ŞİMDİKİ ÇOCUKLAR BİR HARİKA
ŞİMDİKİ ÇOCUKLAR BİR HARİKA
Aziz Nesin ‘in kitaplarından birinin adıydı “Şimdiki Çocuklar Bir Harika”. Rahmetli Aziz Nesin küçücük kızların, annelerinin topuklu ayakkabılarını giyip kocaman kolyelerini takıp etrafta kırmızı rujlu dudaklarıyla gezmelerini şaşkınlık ve onların zekâlarına duyduğu hayranlıkla anlatıyor, onların ebeveynlerinin verdiği talimatları sorgulamalarına şaşıp kalıyordu. Hoş şimdiki çocukları görse küçük dilini yutardı Aziz Nesin ama bugünün yetişkinleri bunları öylesine doğal karşılıyor artık her şey o kadar sıradan ki deminki anlatılan kostümüyle “gencim, güzelim, havam var benim, ben en iyisine layığım” diyen peçete reklâmındaki küçücük kız bile artık Einstein gibi görünmüyor kimsenin gözüne. Ya da o küçük kız kukla, onun içinde adam var aslında diye düşündürmüyor.
Hem zaten fi tarihinden beri her şey o kadar çabuk değişiyor ki. Misal bakınız çizgi filmler. Yeni yeni duyduklarımızla biz çocuklara değil de olanlara şaşırıyoruz daha çok.

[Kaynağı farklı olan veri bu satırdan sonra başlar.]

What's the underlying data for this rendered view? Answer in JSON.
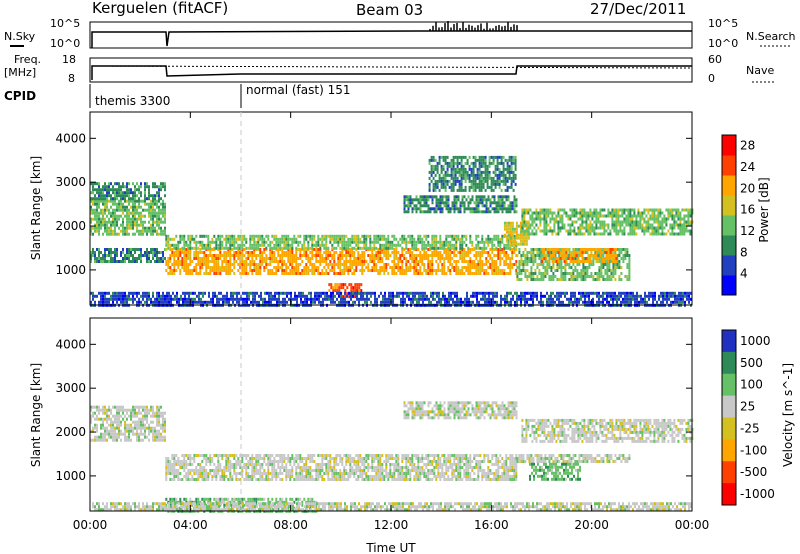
{
  "header": {
    "station": "Kerguelen (fitACF)",
    "beam": "Beam 03",
    "date": "27/Dec/2011"
  },
  "top_panels": {
    "nsky_label": "N.Sky",
    "nsky_ticks": [
      "10^5",
      "10^0"
    ],
    "nsearch_label": "N.Search",
    "nsearch_ticks": [
      "10^5",
      "10^0"
    ],
    "freq_label_1": "Freq.",
    "freq_label_2": "[MHz]",
    "freq_ticks": [
      "18",
      "8"
    ],
    "nave_label": "Nave",
    "nave_ticks": [
      "60",
      "0"
    ],
    "cpid_label": "CPID",
    "cpid_modes": [
      {
        "name": "themis 3300",
        "start_hour": 0
      },
      {
        "name": "normal (fast) 151",
        "start_hour": 6
      }
    ]
  },
  "chart_data": [
    {
      "type": "heatmap",
      "title": "",
      "xlabel": "Time UT",
      "ylabel": "Slant Range [km]",
      "xticks": [
        "00:00",
        "04:00",
        "08:00",
        "12:00",
        "16:00",
        "20:00",
        "00:00"
      ],
      "xlim_hours": [
        0,
        24
      ],
      "yticks": [
        "1000",
        "2000",
        "3000",
        "4000"
      ],
      "ylim": [
        200,
        4600
      ],
      "colorbar": {
        "label": "Power [dB]",
        "ticks": [
          "4",
          "8",
          "12",
          "16",
          "20",
          "24",
          "28"
        ],
        "range": [
          0,
          30
        ],
        "colors": [
          "#0000ff",
          "#2040c0",
          "#2e8b57",
          "#66c066",
          "#d4c020",
          "#ffa500",
          "#ff4000",
          "#ff0000"
        ]
      },
      "bands": [
        {
          "start_hour": 0.0,
          "end_hour": 3.0,
          "range_low": 1800,
          "range_high": 2600,
          "level_db": 14
        },
        {
          "start_hour": 0.0,
          "end_hour": 3.0,
          "range_low": 2600,
          "range_high": 3000,
          "level_db": 8
        },
        {
          "start_hour": 0.0,
          "end_hour": 3.0,
          "range_low": 1200,
          "range_high": 1500,
          "level_db": 10
        },
        {
          "start_hour": 3.0,
          "end_hour": 17.0,
          "range_low": 900,
          "range_high": 1500,
          "level_db": 22
        },
        {
          "start_hour": 3.0,
          "end_hour": 17.0,
          "range_low": 1500,
          "range_high": 1800,
          "level_db": 12
        },
        {
          "start_hour": 9.5,
          "end_hour": 10.8,
          "range_low": 400,
          "range_high": 700,
          "level_db": 26
        },
        {
          "start_hour": 12.5,
          "end_hour": 17.0,
          "range_low": 2300,
          "range_high": 2700,
          "level_db": 10
        },
        {
          "start_hour": 13.5,
          "end_hour": 17.0,
          "range_low": 2800,
          "range_high": 3600,
          "level_db": 8
        },
        {
          "start_hour": 16.5,
          "end_hour": 17.5,
          "range_low": 1600,
          "range_high": 2100,
          "level_db": 16
        },
        {
          "start_hour": 17.0,
          "end_hour": 21.5,
          "range_low": 800,
          "range_high": 1500,
          "level_db": 14
        },
        {
          "start_hour": 18.0,
          "end_hour": 21.0,
          "range_low": 1200,
          "range_high": 1500,
          "level_db": 22
        },
        {
          "start_hour": 17.2,
          "end_hour": 24.0,
          "range_low": 1800,
          "range_high": 2400,
          "level_db": 12
        },
        {
          "start_hour": 0.0,
          "end_hour": 24.0,
          "range_low": 200,
          "range_high": 500,
          "level_db": 6
        }
      ]
    },
    {
      "type": "heatmap",
      "title": "",
      "xlabel": "Time UT",
      "ylabel": "Slant Range [km]",
      "xticks": [
        "00:00",
        "04:00",
        "08:00",
        "12:00",
        "16:00",
        "20:00",
        "00:00"
      ],
      "xlim_hours": [
        0,
        24
      ],
      "yticks": [
        "1000",
        "2000",
        "3000",
        "4000"
      ],
      "ylim": [
        200,
        4600
      ],
      "colorbar": {
        "label": "Velocity [m s^-1]",
        "ticks": [
          "1000",
          "500",
          "100",
          "25",
          "-25",
          "-100",
          "-500",
          "-1000"
        ],
        "colors": [
          "#2030c0",
          "#2e8b57",
          "#66c066",
          "#c8c8c8",
          "#d4c020",
          "#ffa500",
          "#ff4000",
          "#ff0000"
        ]
      },
      "bands": [
        {
          "start_hour": 0.0,
          "end_hour": 3.0,
          "range_low": 1800,
          "range_high": 2600,
          "velocity": 0
        },
        {
          "start_hour": 3.0,
          "end_hour": 17.0,
          "range_low": 900,
          "range_high": 1500,
          "velocity": 0
        },
        {
          "start_hour": 12.5,
          "end_hour": 17.0,
          "range_low": 2300,
          "range_high": 2700,
          "velocity": 0
        },
        {
          "start_hour": 17.0,
          "end_hour": 21.5,
          "range_low": 1300,
          "range_high": 1500,
          "velocity": 0
        },
        {
          "start_hour": 17.2,
          "end_hour": 24.0,
          "range_low": 1800,
          "range_high": 2300,
          "velocity": 0
        },
        {
          "start_hour": 17.5,
          "end_hour": 19.5,
          "range_low": 900,
          "range_high": 1300,
          "velocity": 150
        },
        {
          "start_hour": 3.0,
          "end_hour": 9.0,
          "range_low": 200,
          "range_high": 500,
          "velocity": 150
        },
        {
          "start_hour": 0.0,
          "end_hour": 24.0,
          "range_low": 200,
          "range_high": 400,
          "velocity": 0
        }
      ]
    }
  ]
}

Örneğin meşhur kuklalar Edi ile Büdü geçenlerde açıklama yaparak “sadece arkadaşız, evlenmeyi düşünmüyoruz” diye dosta düşmana ilanda bulunuyorlar. Sebebi de çocukların “iki yetişkin üstelik akraba da olmayan öğrenci olmadıkları da her hallerinden belli olan erkeğin neden aynı evi hatta aynı odayı paylaştıklarını” sorgulamaları. Yapımcılar da çaresiz Edi ile Büdü ‘ye açıklama yaptırmak zorunda kalıyorlar. Dünyanın çivisi çıkmanın da ötesine geçmiş anlaşılan tabandan da su alıyor demek ki.
Peki ya o masum mini minicik Şirinlere ne demeli? Onlar da komünist çıktı iyi mi? Mülkiyet kavramının geçmediği her şeyin sahibinin herkes olduğu her işin imece usulü elbirliğiyle yapıldığı bir köy düşünün. Bir de başlarında ünlü Das Kapital yazarı Karl Marx kılıklı saçlı sakallı bir Şirin Baba. Orijinal adları da Smurfs yani iddia edildiğine göre “small men under red flag” türkçe mealiyle “kızıl bayrak altındaki küçük adamlar” olunca insanın içine de bir kuşku düşmüyor değil hani. O vakit alın size sömürgeci egemen Amerika kabilinden bir Gargamel ile onun yaltakçısı dünya ülkeleri bazında bir Azman kedi.Bu durumda dünya bırakın su almayı resmen batıyor.
İyi de madem bunlar komünist neden gece vakti kapılarında Özel Yetkili Savcılar gölgelerin gücü adına belirmiyor? O mini minnacık iki oda bir salon mantar evlerde suç unsuru bulma adına didik didik arama yapılmıyor. Bereket Şirincikler içlikleriyle gece gündüz gezdiklerinden olası gece baskınında rezil olma derdi de yok. Malum bizde memleketin yarısı tutuklu geri kalanı da gözünün üzerinde hali hazırda kaşı olduğu için her an tutuklanmaktan korkup kendini televizyondaki yaz kuşağına veriyor. Öyleyse bu küçük adamlara neden bir şey olmuyor? Boylarından dolayı ceza ehliyetleri mi yok yoksa?
Alem böyle bir hal almışken Teoman müziği, Sinem Kobal inşallah oyunculuğu bırakıyor. Paşalar da birer birer orduyu bırakıyor. Karayip korsanı Kaptan Jack Sparrow bile kaptanlar gemisini en son terk eder düsturundan çıkıp tayfasından önce gemisini terk ediyor. O halde biz de bu koşullar altında daha fazla hırpalanmasın, her daim masum kalsın diye İçimizdeki Çocuğu bırakıyoruz.
Keşke biri zengin ve alabildiğince fütursuz olan ,çizgi filmlere kadar el atmaktan çekinmeyen fabrikatör kılıklı sözde yeni dünya düzeninin karşısına geçse de tıpkı Yaşar Usta gibi “beyim dokunma Edime, dokunma Büdüme, dokunma Şirinlerime ,eğer onlara dokunursan ben var ya ben bugüne kadar bir karıncayı bile incitmeyen ben ezer geçerim seni, sen mi büyüksün beyim hayır ben büyüğüm ben” diyebilse de kurtarsa şu içimizdeki harika çocuğu.